HSL — for design adjustments
Adjusting a color in RGB space is unintuitive: making a red darker means changing the red channel, but making it less saturated means changing all three channels simultaneously. HSL separates hue, saturation, and lightness into independent axes, so you can make a color 20% darker by stepping L down by 20, or create a 10-step shade ramp by holding H and S fixed while stepping L from 90% to 20%.
HSV — common in design-tool colour pickers
HSV (also called HSB) is the model used in most colour-picker widgets. The rectangular picker with a colour bar below uses hue for the bar and saturation+value for the rectangle. Understanding HSV helps you read colour-picker coordinates from design tools like Figma.
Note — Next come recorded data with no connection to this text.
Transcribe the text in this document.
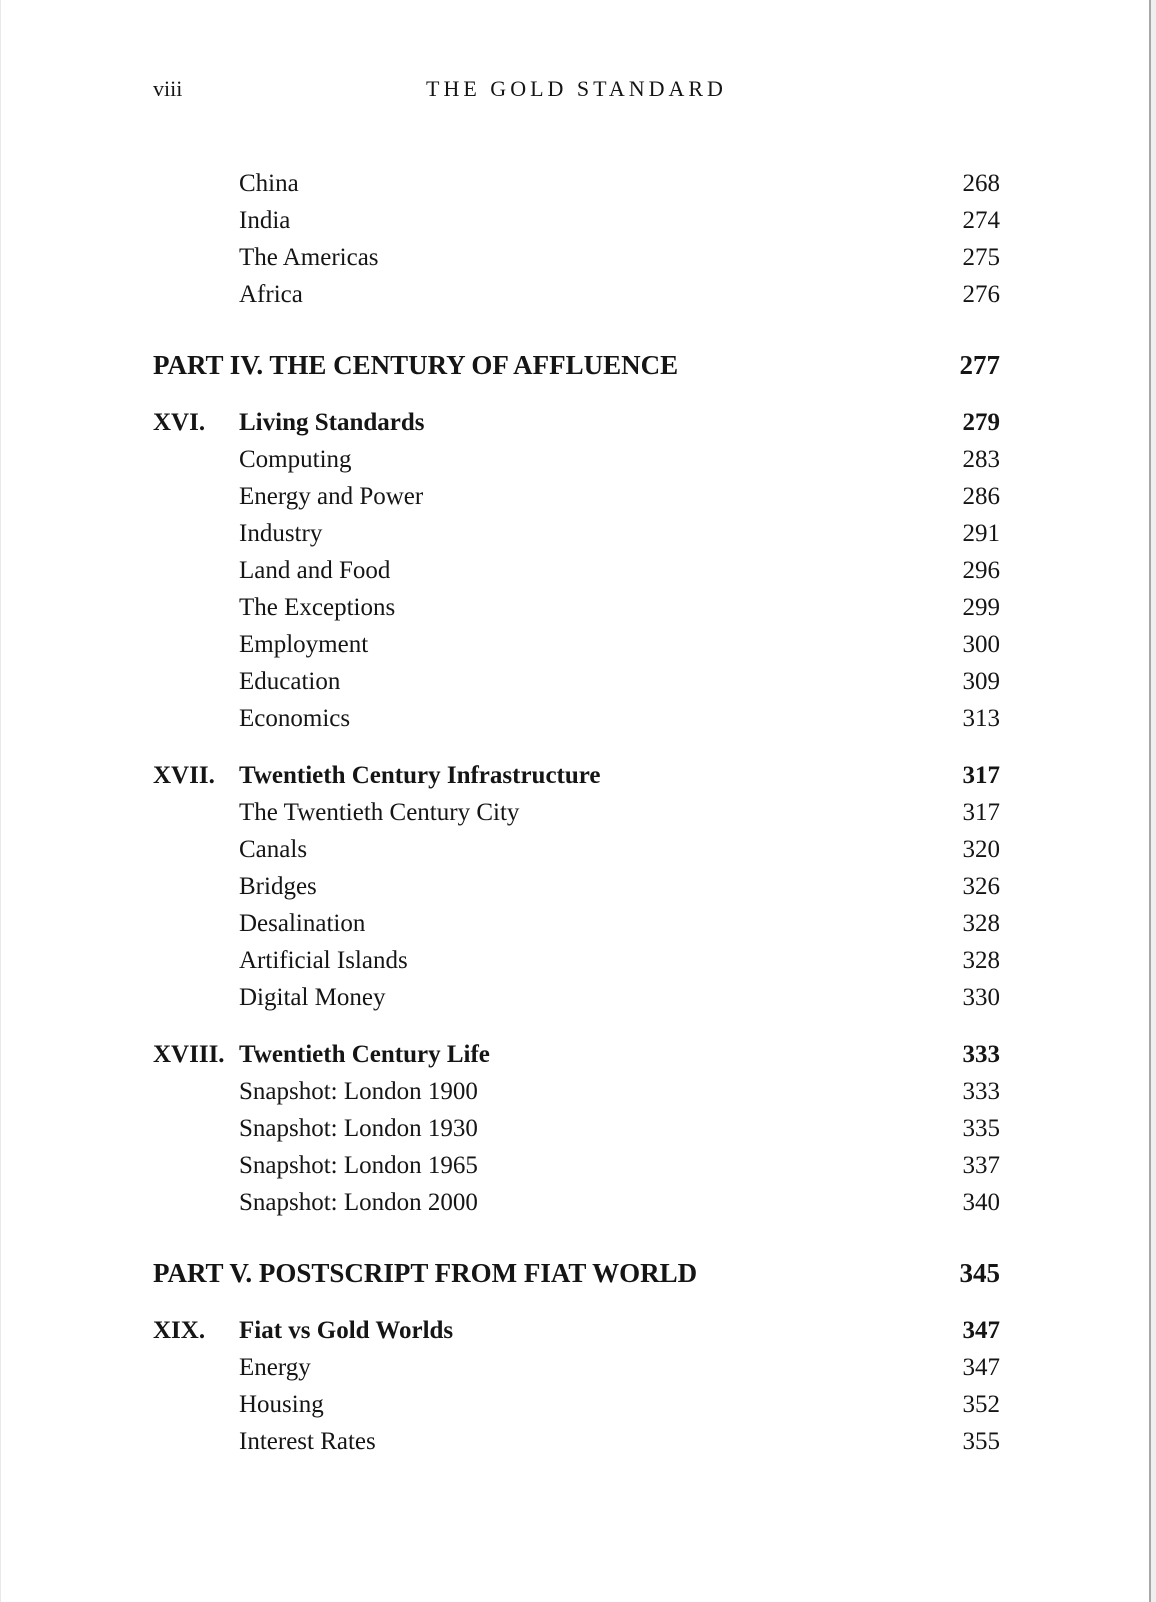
viii	THE GOLD STANDARD
China	268
India	274
The Americas	275
Africa	276
PART IV. THE CENTURY OF AFFLUENCE	277
XVI.	Living Standards	279
Computing	283
Energy and Power	286
Industry	291
Land and Food	296
The Exceptions	299
Employment	300
Education	309
Economics	313
XVII. Twentieth Century Infrastructure	317
The Twentieth Century City	317
Canals	320
Bridges	326
Desalination	328
Artificial Islands	328
Digital Money	330
XVIII. Twentieth Century Life	333
Snapshot: London 1900	333
Snapshot: London 1930	335
Snapshot: London 1965	337
Snapshot: London 2000	340
PART V. POSTSCRIPT FROM FIAT WORLD	345
XIX.	Fiat vs Gold Worlds	347
Energy	347
Housing	352
Interest Rates	355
CMYK — for print, as a guide only
Screen-to-press conversion depends on ICC profiles and press conditions. The naive RGB-to-CMYK formula here gives a device-independent approximation that is useful for understanding the rough ink composition, but it cannot replace a print shop’s colour-managed workflow.
LAB and LCH — for perceptual uniformity
In LAB, a step of 10 units in any direction looks roughly the same size to the human eye, regardless of hue or lightness. This makes LAB ideal for generating palettes where you want perceptually even steps — for example, a continuous data-visualisation colour scale where each step in the data should look like an equal step in colour.
LCH rearranges LAB into polar coordinates: Lightness, Chroma (saturation intensity), and Hue angle. LCH hue is different from HSL hue; it is perceptually calibrated so equal chroma at different hues looks equally saturated to the eye.
Tips and notes
Use HSL when you need readable shade ramps — fix hue and saturation, step lightness. Reach for LAB or LCH when you care about even perceived steps, such as data-visualisation palettes, because equal RGB steps look uneven to the eye. Treat CMYK output as indicative only: accurate print color needs the press’s ICC profile. When converting in code, always linearise sRGB before any matrix math, and de-linearise on the way back, or your XYZ and LAB values will be wrong.